I have Spartan cams over my food plots, they work well. I wish they would get better battery life though. I seem to get 1 1/2 months out of them on the 6v with a small solar panel and batteries in the cam. Other than that though. They really seem to be pretty solid.
My BECs use SLA/(AGM) batteries. Most of my cameras are the older 6 volt series. When I get the balance between a solar panel input and programming balanced, they last many, many months before I need to swap them. One of the characteristics of SLA type batteries is that they can take many small discharge/recharge cycles or fewer deep discharge/recharge cycles, but if they are left with a fairly low charge for any period of time, the battery live significantly decreases.
I've had batteries need replaced in less than a year and others last for 3 years and still perform well. I use an Autometer RC-300 to load test them each time I swap them. I wrote some software that reads the receive-logs, extracts nighttime battery levels (the most accurate), and plots the results over time. For a couple years I tracked batteries as they moved from camera to camera through the charger.

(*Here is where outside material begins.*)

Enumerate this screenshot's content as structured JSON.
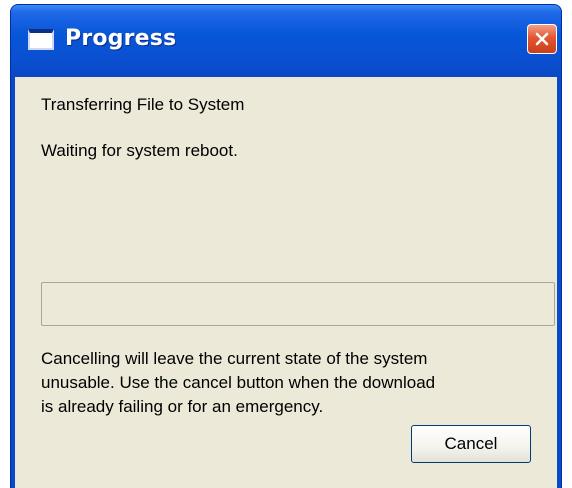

My only significant recurring cost is battery replacement. I got a commercial account with Batteries Plus and new SLAs for the Orion run me abut $20 each, but running so many cameras, the cost adds up over time. Fortunately, they replace any battery that doesn't last a year.
I found a solar panel PWM charge controller that will work with 6 or 12 volt batteries. I'm slowly replacing the 15 watt panels I got from BEC years ago with 45 to 60 watt panels and these new charge controllers. With these higher wattage panels, batteries charge much faster. This means that even when we get multiple cloudy days in a row, the panel can usually full charge the battery in a single day of good sun.